Getting started guide

This guide will walk you through the process of installing the latest official release of django-calaccess-raw-data, which will download and extract the latest CAL-ACCESS archive before loading it into a local database.

If, instead, you want to install the raw source code or contribute as a developer please refer to the “How to contribute” tutorial.

Warning

This library is intended to be plugged into a project created with the Django web framework. Before you can begin, you’ll need to have one up and running. If you don’t know how, check out the official Django documentation.


Installing the Django app

The latest version of the application can be installed from the Python Package Index using pip.

$ pip install django-calaccess-raw-data

Like most Django applications, the app then needs to be added to the INSTALLED_APPS in your settings.py configuration file.

INSTALLED_APPS = (
    # ... other apps up here ...
    'calaccess_raw',
)

Connecting to a local database

Also in the settings.py file, you will need to configure Django so it can connect to your database.

Unlike a typical Django project, this application only supports the MySQL and PostgreSQL database backends. This is because we enlist specialized tools to load the immense amount of source data more quickly than Django typically allows. We haven’t developed those routines for SQLite and the other Django backends yet, but we might someday.

Pick one of the two and continue below.


If you choose MySQL

Before you begin, make sure you have a MySQL server installed. If you don’t, now is the time to hit Google and figure out how. If you’re using Apple’s OSX operating system, you can install via Homebrew. Here is the official MySQL documentation for how to get it done.

Once that’s handled, add a database connection string like this to your settings.py.

DATABASES = {
    'default': {
        'ENGINE': 'django.db.backends.mysql',
        'NAME': 'calaccess_raw',
        'USER': 'your-username-here',
        'PASSWORD': 'your-password-here',
        'HOST': 'localhost',
        'PORT': '3306',
        # You'll need this to use our data loading tricks
        'OPTIONS': {
            'local_infile': 1,
        }
    }
}

Return to the command line. This will create a MySQL database to store the data.
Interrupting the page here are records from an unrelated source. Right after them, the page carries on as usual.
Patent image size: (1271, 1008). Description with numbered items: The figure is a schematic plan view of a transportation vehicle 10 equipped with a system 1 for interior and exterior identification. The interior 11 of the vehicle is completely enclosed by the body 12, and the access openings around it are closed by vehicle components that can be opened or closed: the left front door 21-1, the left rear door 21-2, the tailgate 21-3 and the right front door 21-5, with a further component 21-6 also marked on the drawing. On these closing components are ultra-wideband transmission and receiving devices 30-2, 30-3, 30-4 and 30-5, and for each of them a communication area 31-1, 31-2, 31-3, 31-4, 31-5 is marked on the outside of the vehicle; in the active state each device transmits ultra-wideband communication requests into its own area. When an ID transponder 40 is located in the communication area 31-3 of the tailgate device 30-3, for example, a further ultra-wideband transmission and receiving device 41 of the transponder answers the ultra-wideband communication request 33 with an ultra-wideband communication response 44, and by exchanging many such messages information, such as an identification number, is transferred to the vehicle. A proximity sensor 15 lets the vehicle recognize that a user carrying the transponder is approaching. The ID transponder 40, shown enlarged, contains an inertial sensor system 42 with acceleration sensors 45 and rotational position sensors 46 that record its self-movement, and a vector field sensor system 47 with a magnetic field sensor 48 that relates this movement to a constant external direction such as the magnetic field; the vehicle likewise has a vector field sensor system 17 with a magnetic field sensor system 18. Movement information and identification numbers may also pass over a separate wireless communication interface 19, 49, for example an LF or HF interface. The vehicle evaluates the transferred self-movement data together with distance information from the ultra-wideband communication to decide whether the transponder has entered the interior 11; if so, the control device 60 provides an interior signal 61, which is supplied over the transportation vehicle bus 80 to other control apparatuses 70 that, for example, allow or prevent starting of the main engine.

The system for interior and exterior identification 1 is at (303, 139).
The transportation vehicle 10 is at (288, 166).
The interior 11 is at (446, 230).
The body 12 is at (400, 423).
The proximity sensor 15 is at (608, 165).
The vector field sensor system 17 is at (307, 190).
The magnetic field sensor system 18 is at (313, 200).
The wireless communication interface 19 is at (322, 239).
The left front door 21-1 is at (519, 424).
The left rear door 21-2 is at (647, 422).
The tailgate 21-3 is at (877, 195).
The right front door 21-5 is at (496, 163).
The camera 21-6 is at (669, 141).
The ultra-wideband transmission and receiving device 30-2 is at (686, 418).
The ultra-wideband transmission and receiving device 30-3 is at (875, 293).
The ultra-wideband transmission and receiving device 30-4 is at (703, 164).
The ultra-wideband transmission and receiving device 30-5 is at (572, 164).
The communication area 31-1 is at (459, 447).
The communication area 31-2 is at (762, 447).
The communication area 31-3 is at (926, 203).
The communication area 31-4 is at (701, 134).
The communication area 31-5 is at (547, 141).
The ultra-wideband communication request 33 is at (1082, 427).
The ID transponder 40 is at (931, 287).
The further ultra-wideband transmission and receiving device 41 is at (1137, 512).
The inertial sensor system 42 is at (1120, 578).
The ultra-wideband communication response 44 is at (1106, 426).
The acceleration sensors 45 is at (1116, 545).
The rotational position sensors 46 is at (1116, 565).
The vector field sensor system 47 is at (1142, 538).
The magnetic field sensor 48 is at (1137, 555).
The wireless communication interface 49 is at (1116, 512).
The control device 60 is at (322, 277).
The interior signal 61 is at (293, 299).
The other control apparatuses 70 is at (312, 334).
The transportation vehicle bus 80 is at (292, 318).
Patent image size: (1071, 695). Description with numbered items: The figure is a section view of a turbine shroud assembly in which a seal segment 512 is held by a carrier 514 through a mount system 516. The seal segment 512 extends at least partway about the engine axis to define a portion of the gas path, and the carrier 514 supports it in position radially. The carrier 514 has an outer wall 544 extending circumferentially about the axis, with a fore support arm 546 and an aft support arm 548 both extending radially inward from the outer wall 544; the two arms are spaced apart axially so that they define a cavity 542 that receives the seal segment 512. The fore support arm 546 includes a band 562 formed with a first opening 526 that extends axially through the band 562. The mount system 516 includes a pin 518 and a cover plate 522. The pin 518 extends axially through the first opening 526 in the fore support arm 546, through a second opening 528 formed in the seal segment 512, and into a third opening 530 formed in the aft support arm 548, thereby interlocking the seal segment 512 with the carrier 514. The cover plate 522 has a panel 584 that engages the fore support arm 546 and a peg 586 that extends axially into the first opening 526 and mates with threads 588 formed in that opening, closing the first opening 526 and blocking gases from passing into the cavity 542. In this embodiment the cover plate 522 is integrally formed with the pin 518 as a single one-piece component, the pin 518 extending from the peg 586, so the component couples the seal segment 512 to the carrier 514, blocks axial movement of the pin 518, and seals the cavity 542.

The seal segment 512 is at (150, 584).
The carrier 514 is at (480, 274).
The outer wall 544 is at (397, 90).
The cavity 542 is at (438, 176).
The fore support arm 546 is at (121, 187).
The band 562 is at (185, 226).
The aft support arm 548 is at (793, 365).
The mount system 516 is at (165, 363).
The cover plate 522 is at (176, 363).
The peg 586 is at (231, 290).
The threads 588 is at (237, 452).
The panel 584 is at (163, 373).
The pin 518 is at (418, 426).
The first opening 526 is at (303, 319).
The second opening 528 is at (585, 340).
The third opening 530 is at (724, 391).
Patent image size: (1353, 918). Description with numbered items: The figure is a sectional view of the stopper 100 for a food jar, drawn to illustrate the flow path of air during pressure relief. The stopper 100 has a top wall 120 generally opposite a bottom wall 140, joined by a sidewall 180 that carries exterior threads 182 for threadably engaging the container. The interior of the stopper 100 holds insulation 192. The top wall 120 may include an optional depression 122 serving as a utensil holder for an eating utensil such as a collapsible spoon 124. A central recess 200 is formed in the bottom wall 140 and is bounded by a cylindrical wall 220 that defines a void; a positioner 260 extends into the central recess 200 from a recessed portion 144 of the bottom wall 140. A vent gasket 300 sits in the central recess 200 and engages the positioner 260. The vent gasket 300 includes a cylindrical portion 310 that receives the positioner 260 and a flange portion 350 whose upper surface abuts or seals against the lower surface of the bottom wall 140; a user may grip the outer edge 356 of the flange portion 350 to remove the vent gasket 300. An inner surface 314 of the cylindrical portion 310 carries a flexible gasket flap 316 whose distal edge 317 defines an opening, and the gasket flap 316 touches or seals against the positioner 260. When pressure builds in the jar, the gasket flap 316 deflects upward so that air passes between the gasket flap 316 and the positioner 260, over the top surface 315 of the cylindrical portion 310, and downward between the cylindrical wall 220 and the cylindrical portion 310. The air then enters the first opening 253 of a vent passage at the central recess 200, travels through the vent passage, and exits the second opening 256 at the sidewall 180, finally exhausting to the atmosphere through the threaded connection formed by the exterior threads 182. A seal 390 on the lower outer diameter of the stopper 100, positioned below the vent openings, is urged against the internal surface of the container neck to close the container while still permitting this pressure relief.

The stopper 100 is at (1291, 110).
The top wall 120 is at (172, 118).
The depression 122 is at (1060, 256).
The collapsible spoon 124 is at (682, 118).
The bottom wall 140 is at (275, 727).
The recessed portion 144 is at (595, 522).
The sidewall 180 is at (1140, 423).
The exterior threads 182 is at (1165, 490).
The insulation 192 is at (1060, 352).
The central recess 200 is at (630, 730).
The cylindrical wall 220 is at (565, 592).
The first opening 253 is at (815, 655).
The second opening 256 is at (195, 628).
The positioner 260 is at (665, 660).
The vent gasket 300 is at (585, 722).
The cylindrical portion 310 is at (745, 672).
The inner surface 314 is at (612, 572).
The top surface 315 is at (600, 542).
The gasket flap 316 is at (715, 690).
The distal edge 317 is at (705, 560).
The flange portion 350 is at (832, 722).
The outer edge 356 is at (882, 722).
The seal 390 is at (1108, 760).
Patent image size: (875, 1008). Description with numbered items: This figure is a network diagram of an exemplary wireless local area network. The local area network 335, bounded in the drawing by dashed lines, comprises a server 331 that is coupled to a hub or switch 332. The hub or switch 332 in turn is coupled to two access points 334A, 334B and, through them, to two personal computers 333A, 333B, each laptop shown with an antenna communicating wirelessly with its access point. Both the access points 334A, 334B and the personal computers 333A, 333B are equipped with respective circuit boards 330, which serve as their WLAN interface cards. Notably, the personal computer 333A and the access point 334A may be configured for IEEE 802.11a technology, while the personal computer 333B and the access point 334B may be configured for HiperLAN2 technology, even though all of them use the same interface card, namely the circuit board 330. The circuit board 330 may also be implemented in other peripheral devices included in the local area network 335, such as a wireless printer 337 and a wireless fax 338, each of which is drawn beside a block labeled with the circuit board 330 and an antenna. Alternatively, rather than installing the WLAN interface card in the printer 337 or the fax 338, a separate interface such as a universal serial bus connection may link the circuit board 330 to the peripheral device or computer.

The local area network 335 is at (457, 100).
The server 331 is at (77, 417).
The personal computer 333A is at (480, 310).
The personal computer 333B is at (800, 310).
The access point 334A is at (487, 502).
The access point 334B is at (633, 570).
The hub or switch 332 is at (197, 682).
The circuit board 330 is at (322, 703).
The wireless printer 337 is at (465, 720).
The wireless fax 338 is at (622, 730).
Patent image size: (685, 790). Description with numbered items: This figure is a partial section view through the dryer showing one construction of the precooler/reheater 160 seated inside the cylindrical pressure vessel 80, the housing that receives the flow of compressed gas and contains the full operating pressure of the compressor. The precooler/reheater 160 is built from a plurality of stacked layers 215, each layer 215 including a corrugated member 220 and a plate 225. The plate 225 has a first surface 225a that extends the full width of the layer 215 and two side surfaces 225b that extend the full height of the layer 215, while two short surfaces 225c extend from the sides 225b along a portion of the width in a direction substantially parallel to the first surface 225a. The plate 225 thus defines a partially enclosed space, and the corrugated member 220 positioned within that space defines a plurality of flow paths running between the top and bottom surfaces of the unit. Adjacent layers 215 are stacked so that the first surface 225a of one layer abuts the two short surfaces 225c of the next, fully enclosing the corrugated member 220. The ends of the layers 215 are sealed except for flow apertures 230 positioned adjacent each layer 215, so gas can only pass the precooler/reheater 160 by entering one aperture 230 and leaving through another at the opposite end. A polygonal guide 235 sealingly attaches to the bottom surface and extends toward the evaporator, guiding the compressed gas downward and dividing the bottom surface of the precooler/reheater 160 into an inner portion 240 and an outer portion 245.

$ mysqladmin -h localhost -u your-username-here -p create calaccess_raw

And, if you don’t have it already, you’ll need to install a Python library that can access MySQL via Django. That can be done with pip, a Python package management tool.

$ pip install mysqlclient

If you choose PostgreSQL

Before you begin, make sure you have a PostgreSQL server installed. If you don’t, now is the time to hit Google and figure out how. Here is the official PostgreSQL documentation for how to get it done.

Once that’s handled, add a database connection string like this to your settings.py.

DATABASES = {
    'default': {
        'NAME': 'calaccess_raw',
        'ENGINE': 'django.db.backends.postgresql_psycopg2',
        'USER': 'your-username-here',
        'PASSWORD': 'your-password-here',
        'HOST': 'localhost',
        'PORT': '5432'
    }
}

Return to the command line. This will create a PostgreSQL database to store the data.

$ createdb calaccess_raw

If you don’t have it already, you’ll need to install a Python library that can access PostgreSQL via Django. That can be done with pip, a Python package management tool.

$ pip install psycopg2

Note

If you’d prefer to load the CAL-ACCESS outside your default database, check out our guide to working with Django’s system for multiple databases.


Loading the data

Now you’re ready to create the database tables with Django using its manage.py utility belt.

$ python manage.py migrate

Once everything is set up, the updatecalaccessrawdata command will download the latest bulk data release from the Secretary of State’s website and load it into your location database.

$ python manage.py updatecalaccessrawdata

Warning

This will take a while. Go grab some coffee.


Exploring the data

Finally, start the development server and visit localhost:8000/admin/ in your browser to inspect the CAL-ACESS data in your Django administration panel.

$ python manage.py runserver

If you don’t have a super user that can log into the admin you might need to return to the command line and make one.

$ python manage.py createsuperuser

Now what?

You now have a complete copy of the database at your fingertips, more than 35 million records chronicling money in California politics back to the year 2000.

What you do with it is up to you. You can learn more how to navigate the system’s 76 tables in our database documentation.

Our current mission is to start an online archive that saves and republishes every day’s dump. Then we aim to make the state’s complex system easier to navigate with tools that clean, transform and simplify the raw database.

If you want to get involved with those efforts, check out our django-calaccess-downloads-website and django-calaccess-processed-data apps.